「リアルを生きる」が「消費をかっこよく」だった時代

三島とくらべて、春樹の姿勢はいっけん現実逃避的にかんじられます。思想のために命を投げだした三島と比較して、仮想世界に引きこもる春樹をそしる人もおそらくいるでしょう。

ここでわすれてならないのは、春樹がデビューしたのが、1979年だったということです。80年代には、体制を批判する活動を実践的におこなったりすると、60年代のゾンビのように見られ、笑いものになるのがおちでした。その時代に称賛された「行動」というのは、以前にこの連載でもふれたとおり、消費と恋愛でした。

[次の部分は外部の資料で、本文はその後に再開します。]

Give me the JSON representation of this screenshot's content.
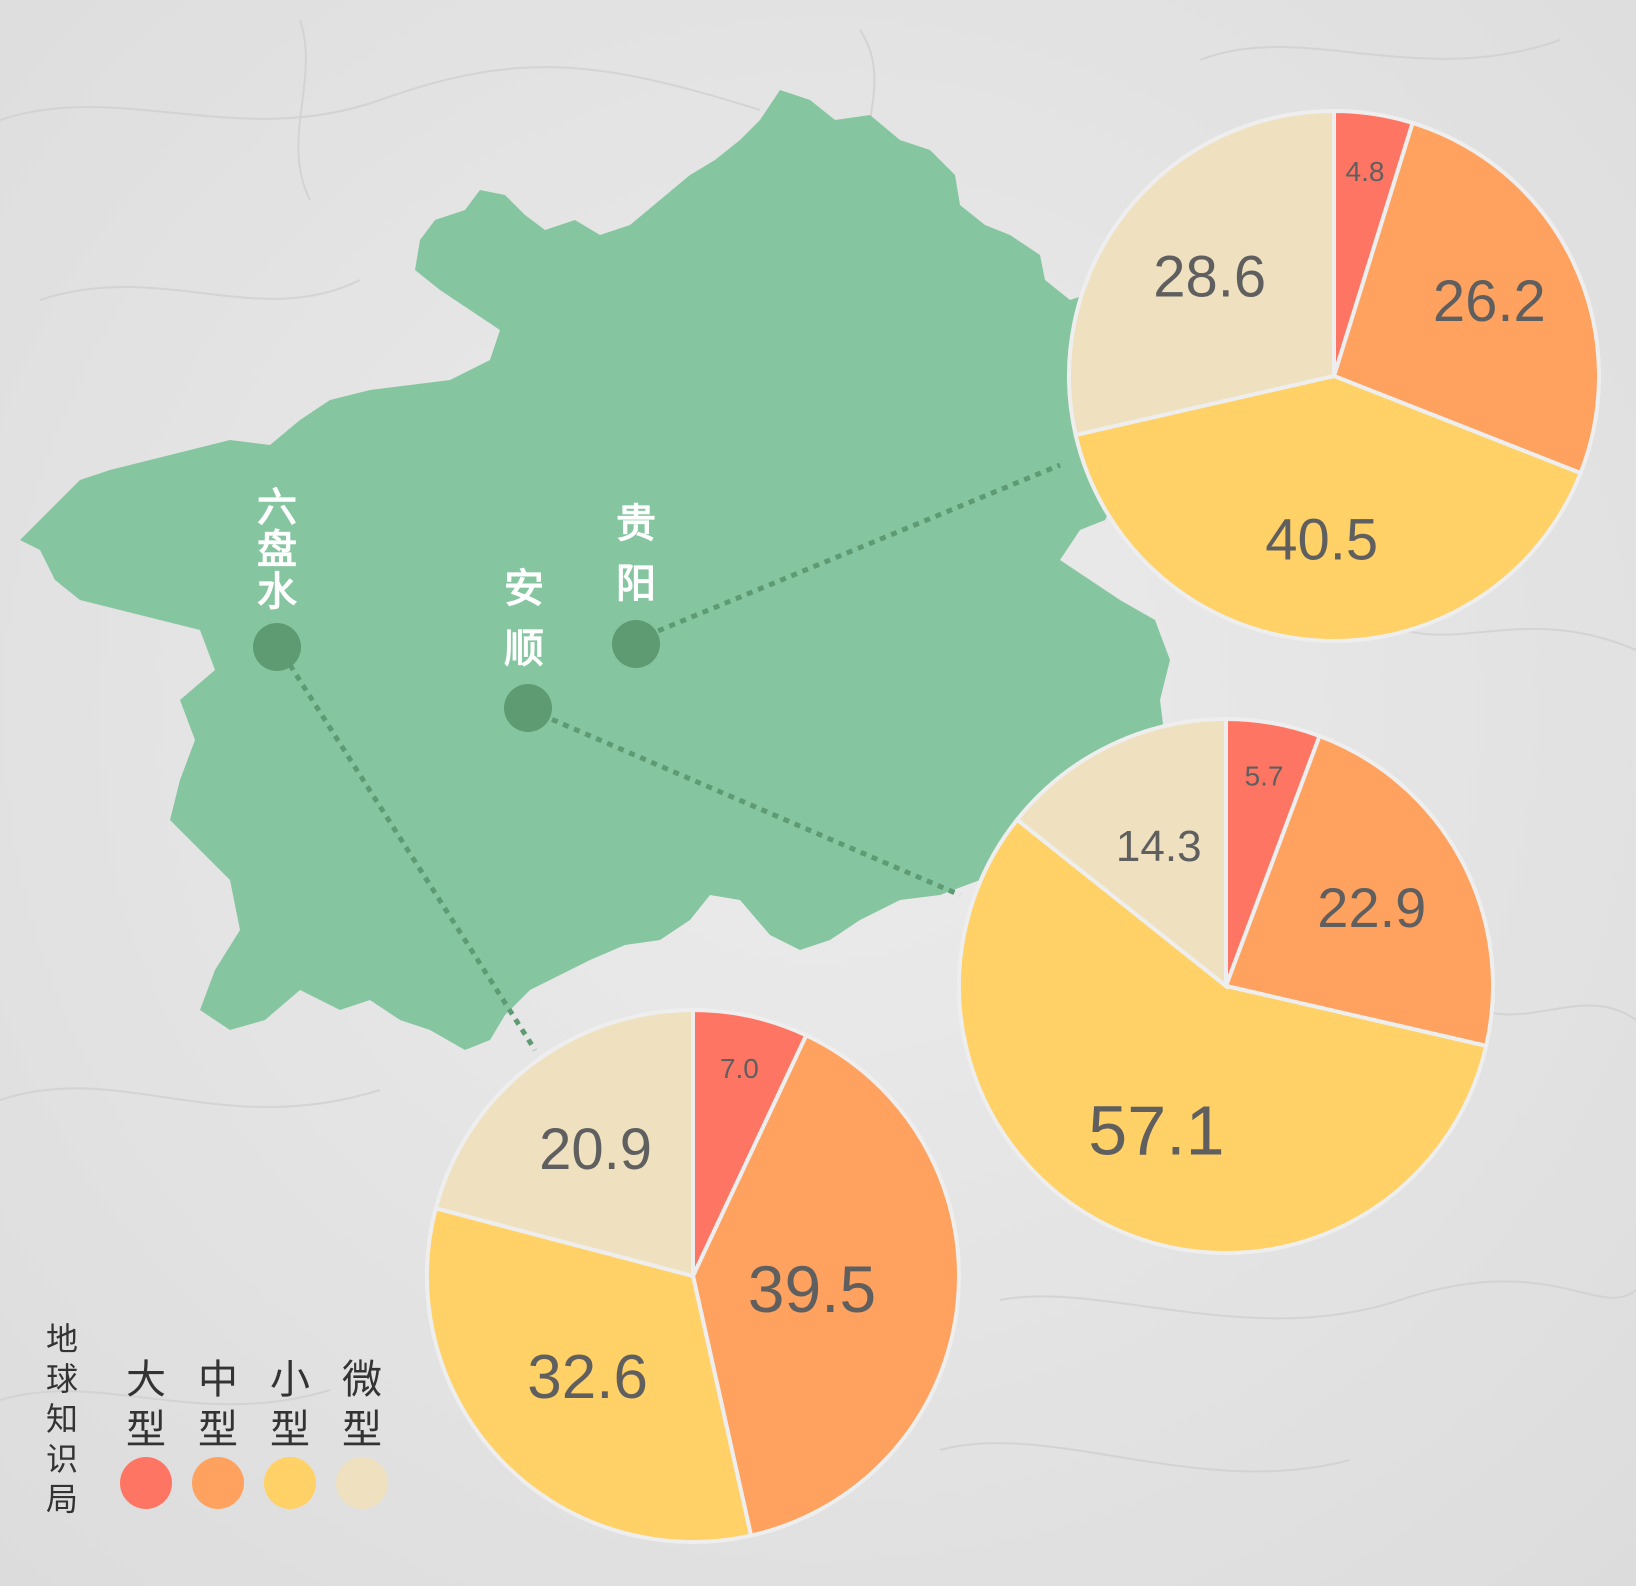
{
  "cities": [
    {
      "name": "贵阳",
      "char1": "贵",
      "char2": "阳"
    },
    {
      "name": "安顺",
      "char1": "安",
      "char2": "顺"
    },
    {
      "name": "六盘水",
      "char1": "六",
      "char2": "盘",
      "char3": "水"
    }
  ],
  "colors": {
    "land": "#85c6a0",
    "marker": "#5e9a72",
    "connector": "#5e9a72",
    "background": "#e5e5e5"
  },
  "legend": {
    "source": {
      "c1": "地",
      "c2": "球",
      "c3": "知",
      "c4": "识",
      "c5": "局"
    },
    "items": [
      {
        "label": "大型",
        "c1": "大",
        "c2": "型",
        "color": "#ff7563"
      },
      {
        "label": "中型",
        "c1": "中",
        "c2": "型",
        "color": "#ffa25f"
      },
      {
        "label": "小型",
        "c1": "小",
        "c2": "型",
        "color": "#ffd166"
      },
      {
        "label": "微型",
        "c1": "微",
        "c2": "型",
        "color": "#efe1bf"
      }
    ]
  },
  "chart_data": [
    {
      "type": "pie",
      "city": "贵阳",
      "categories": [
        "大型",
        "中型",
        "小型",
        "微型"
      ],
      "values": [
        4.8,
        26.2,
        40.5,
        28.6
      ],
      "labels": [
        "4.8",
        "26.2",
        "40.5",
        "28.6"
      ]
    },
    {
      "type": "pie",
      "city": "安顺",
      "categories": [
        "大型",
        "中型",
        "小型",
        "微型"
      ],
      "values": [
        5.7,
        22.9,
        57.1,
        14.3
      ],
      "labels": [
        "5.7",
        "22.9",
        "57.1",
        "14.3"
      ]
    },
    {
      "type": "pie",
      "city": "六盘水",
      "categories": [
        "大型",
        "中型",
        "小型",
        "微型"
      ],
      "values": [
        7.0,
        39.5,
        32.6,
        20.9
      ],
      "labels": [
        "7.0",
        "39.5",
        "32.6",
        "20.9"
      ]
    }
  ]
}
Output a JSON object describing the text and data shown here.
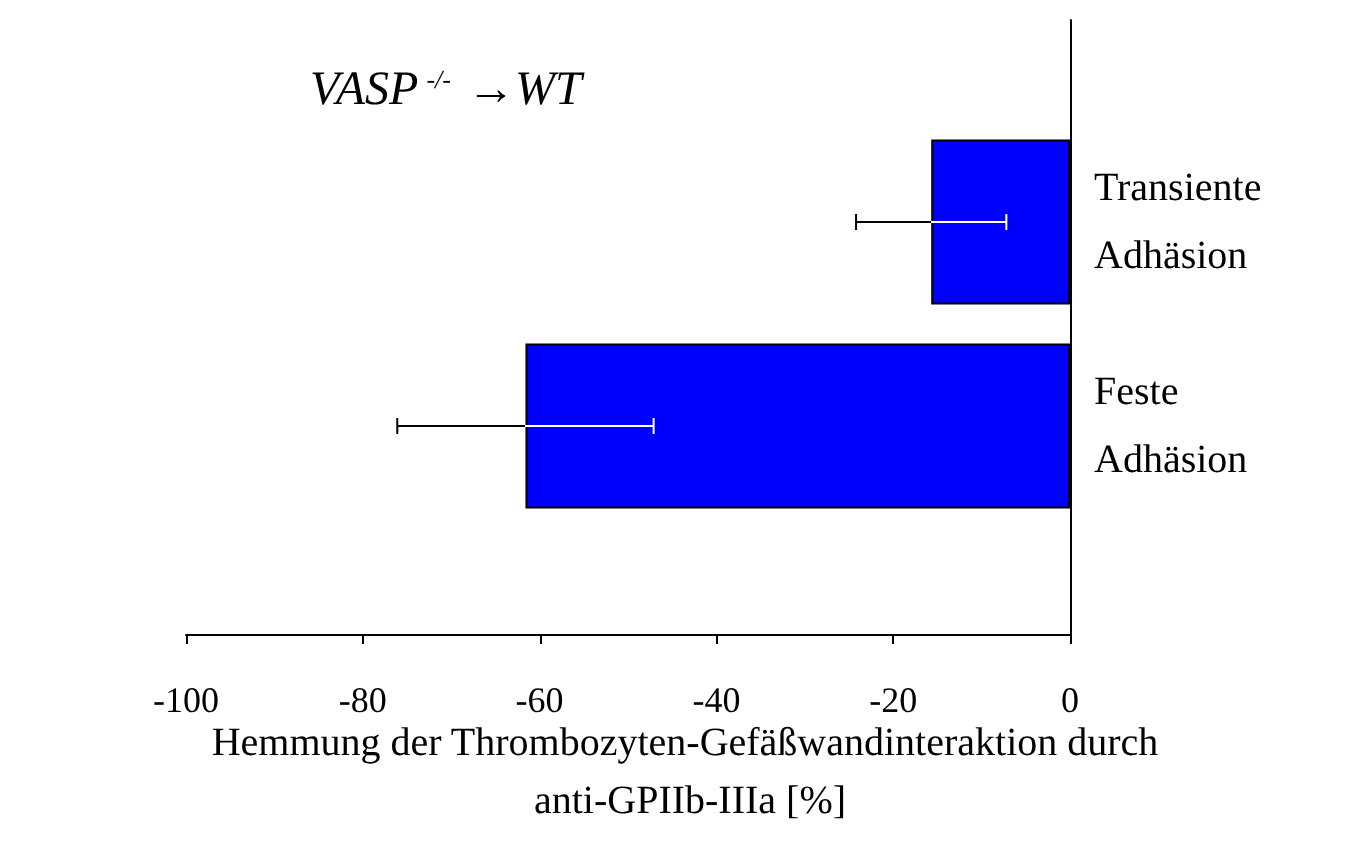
{
  "chart_data": {
    "type": "bar",
    "orientation": "horizontal",
    "title": "VASP$^{-/-}$ →WT",
    "xlabel": "Hemmung der Thrombozyten-Gefäßwandinteraktion durch anti-GPIIb-IIIa [%]",
    "categories": [
      "Transiente Adhäsion",
      "Feste Adhäsion"
    ],
    "values": [
      -15.7,
      -61.6
    ],
    "errors": [
      8.5,
      14.5
    ],
    "color": "#0000ff",
    "xlim": [
      -100,
      0
    ],
    "xticks": [
      -100,
      -80,
      -60,
      -40,
      -20,
      0
    ],
    "grid": false
  }
}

現実逃避型のおたくを自認する本田透という作家が、2004年に発売された『電車男』にかみついたことがあります。非モテのおたく青年が、ブランド好きの美女と恋愛し、ファッションにめざめる、というのが『電車男』のあらすじです。この作品を本田は、

「おたくを恋愛と消費に引きずりこもうとする悪質なプロパガンダ」

として、告発したのでした。

『電車男』が話題になったころまでは、恋愛と消費に人を駆りたてようとする圧力がまだはたらいていたことを、本田の批判は逆に証明しています。じっさい私も、バブルの残党のような人が、

「おたくはリアルの世界では恋愛しないで、自己満足にひたっているから気味がわるい」

といった「悪口」をもらすのを、リーマンショックのころまでは耳にしました。

現実に身を投じることが、被災地でのボランティア活動ではなく、消費に身をやつすことを意味するのであれば、春樹の姿勢も非難すべきものとはいえません。そして春樹じしんも、春樹のつづるテクストも、消費社会に加担することにつながらない場合には、「こっちの世界」に大胆にコミットします。そのことは、神戸の地震やオウム事件とのかかわりかたを見ればあきらかです。